Pipariya is a town in Hoshangabad district Indian state of Madhya Pradesh. It is known for the railhead for the military station and tourist destination of Pachmarhi. Pipariya railway station is on the Itarsi-Jabalpur rail line and is under the Jabalpur railway division.

Demographics
The Pipariya city is divided into 21 wards for which elections are held every five years. As of the 2011 census of India, the Pipariya Municipality has a population of 48,826 of which 25,294 are males and 23,532 are females. 

There were 5,666 children aged 0–6 is 5666 (11.60% of the population). The female sex ratio was 930 against the state average of 931: for children it was around 900 compared to the state average of 918. the literacy rate of Pipariya was 86.16%, higher than the state average of 69.32%. Male literacy was 91.61% and female literacy rate 80.34%.

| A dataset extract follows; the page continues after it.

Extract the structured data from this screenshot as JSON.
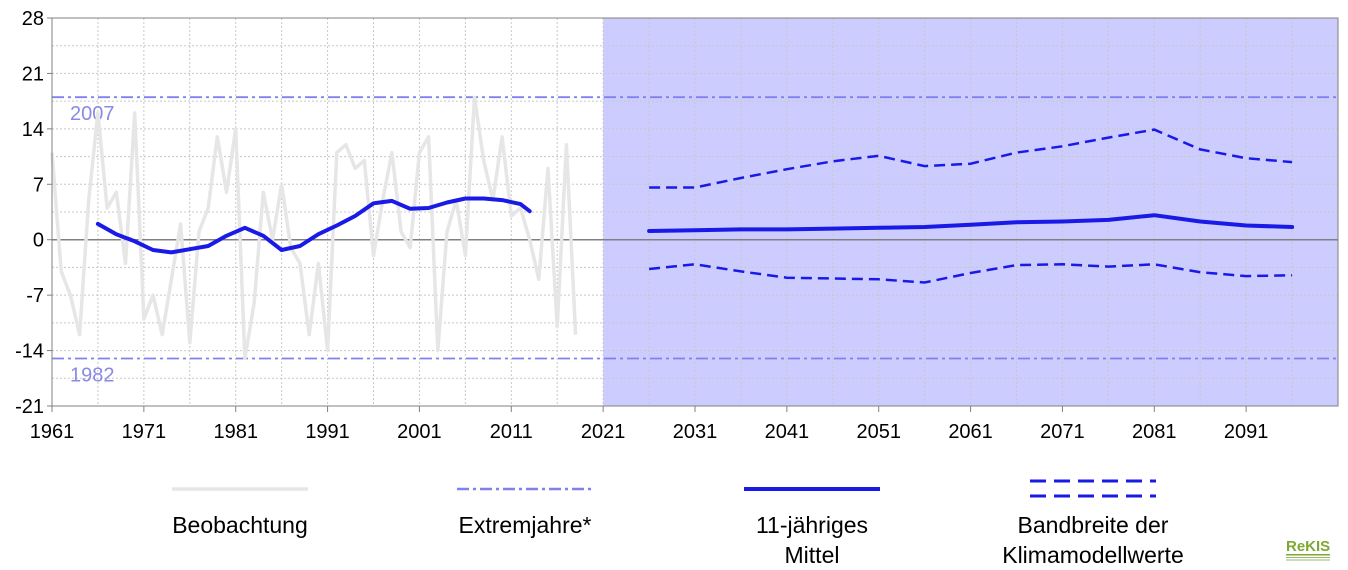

Pipariya Municipality had over 10,225 houses to which it supplies basic amenities like water and sewerage. It is also authorised to build roads within the municipality limits and to impose taxes on properties coming under its jurisdiction.

Schedule castes constituted 15.95% of the population and Schedule Tribes 3.27%.

15,707 people were engaged in work or a business activity. Of this, 12,809 were males and 2,898 females. In the census, a worker is defined as a person who does business, has a job, provides a service, is a cultivator or does labour activity. 88.65% of workers were engaged in main work and 11.35% in marginal work.